REPUBLIKA.CO.ID,
JAKARTA -- Pengamat menilai perbankan tanah air membutuhkan dolar AS untuk membiayai infrastruktur. Alasannya, proyek pembangunan infrastruktur membutuhkan dolar AS untuk impor bahan baku dan barang modal.
Kepala Ekonom Standard Chartered Bank Fauzi Ichsan mengatakan, sebanyak 80 pembiayaan infrastuktur di Indonesia berasal dari perbankan dan investor asing. Namun, mayoritas pembiayaan perbankan dalam rupiah. "Padalah, proyek pembangunan infrastuktur rata-rata dalam dolar AS untuk impor bahan baku dan modal," ujar Fauzi, Rabu (3/9).

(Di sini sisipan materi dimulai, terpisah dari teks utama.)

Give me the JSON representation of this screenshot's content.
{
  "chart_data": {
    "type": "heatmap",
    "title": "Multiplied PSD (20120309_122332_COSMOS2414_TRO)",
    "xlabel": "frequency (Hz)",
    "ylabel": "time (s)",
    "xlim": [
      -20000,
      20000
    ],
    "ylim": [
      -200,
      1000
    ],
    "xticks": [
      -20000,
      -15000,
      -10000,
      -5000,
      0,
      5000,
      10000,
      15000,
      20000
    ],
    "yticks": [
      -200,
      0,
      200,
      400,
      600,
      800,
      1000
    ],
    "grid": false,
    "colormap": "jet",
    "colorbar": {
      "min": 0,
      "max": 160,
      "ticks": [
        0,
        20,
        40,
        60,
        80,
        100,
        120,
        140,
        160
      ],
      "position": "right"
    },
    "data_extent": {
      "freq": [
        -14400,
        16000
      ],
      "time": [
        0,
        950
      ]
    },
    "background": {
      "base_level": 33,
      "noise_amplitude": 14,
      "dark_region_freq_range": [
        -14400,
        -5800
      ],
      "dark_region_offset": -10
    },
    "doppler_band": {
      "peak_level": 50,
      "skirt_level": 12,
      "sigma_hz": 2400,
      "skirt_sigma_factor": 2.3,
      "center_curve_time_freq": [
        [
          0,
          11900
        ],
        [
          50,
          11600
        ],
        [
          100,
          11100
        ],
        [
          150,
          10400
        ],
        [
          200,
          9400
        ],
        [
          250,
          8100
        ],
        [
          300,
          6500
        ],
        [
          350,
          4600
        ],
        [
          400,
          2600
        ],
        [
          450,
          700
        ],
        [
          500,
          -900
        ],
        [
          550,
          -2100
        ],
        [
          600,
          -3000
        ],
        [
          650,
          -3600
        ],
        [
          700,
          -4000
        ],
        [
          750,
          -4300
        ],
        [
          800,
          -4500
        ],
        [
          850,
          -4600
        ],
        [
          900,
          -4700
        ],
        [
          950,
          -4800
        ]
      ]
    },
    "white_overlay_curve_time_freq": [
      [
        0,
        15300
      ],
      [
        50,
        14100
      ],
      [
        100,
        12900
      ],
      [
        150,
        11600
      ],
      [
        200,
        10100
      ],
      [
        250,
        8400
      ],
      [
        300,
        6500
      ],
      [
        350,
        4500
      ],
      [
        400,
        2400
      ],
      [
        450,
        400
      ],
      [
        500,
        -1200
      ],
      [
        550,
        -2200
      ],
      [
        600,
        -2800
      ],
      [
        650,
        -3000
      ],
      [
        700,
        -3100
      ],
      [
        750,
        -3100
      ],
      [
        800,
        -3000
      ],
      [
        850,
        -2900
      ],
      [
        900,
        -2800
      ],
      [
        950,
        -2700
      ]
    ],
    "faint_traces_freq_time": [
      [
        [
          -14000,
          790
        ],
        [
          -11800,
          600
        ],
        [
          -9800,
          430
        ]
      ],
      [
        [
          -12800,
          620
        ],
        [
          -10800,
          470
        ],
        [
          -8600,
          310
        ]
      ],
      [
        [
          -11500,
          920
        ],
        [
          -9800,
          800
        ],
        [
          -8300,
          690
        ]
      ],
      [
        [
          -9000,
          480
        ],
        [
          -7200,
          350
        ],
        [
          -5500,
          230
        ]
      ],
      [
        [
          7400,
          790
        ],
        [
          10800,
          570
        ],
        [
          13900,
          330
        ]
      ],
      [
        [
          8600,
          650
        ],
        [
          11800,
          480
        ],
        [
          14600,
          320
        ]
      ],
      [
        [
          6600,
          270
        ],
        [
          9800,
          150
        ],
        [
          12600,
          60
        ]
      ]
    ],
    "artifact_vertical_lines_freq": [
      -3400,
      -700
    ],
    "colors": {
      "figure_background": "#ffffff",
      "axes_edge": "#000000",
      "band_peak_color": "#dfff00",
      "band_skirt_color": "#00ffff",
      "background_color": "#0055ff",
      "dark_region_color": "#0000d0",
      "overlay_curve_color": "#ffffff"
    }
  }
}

Menurutnya, perbankan dalam negeri tak memiliki pendanaan dalam bentuk dolar AS yang murah. Likuiditas dolar AS juga cepat terkuras karena Indonesia mengalami defisit transaksi berjalan yang besar.
Pembiayaan dalam bentuk dolar AS dapat berasal dari investor asing yang terbagi menjadi utang dan saham. Pembiayaan dalam bentuk utang luar negeri (ULN) memiliki risiko pasar yang besar. Salah satunya berasal dari risiko kenaikan suku bunga AS.
Sementara itu, jika Indonesia ingin mendapatkan dana investor asing yang berasal dari saham, banyak persyaratan yang harus dipenuhi. "Masalah utama biasanya lahan, jarang sekali investor yang mau mengeluarkan uang untuk pembebasan lahan," ujarnya.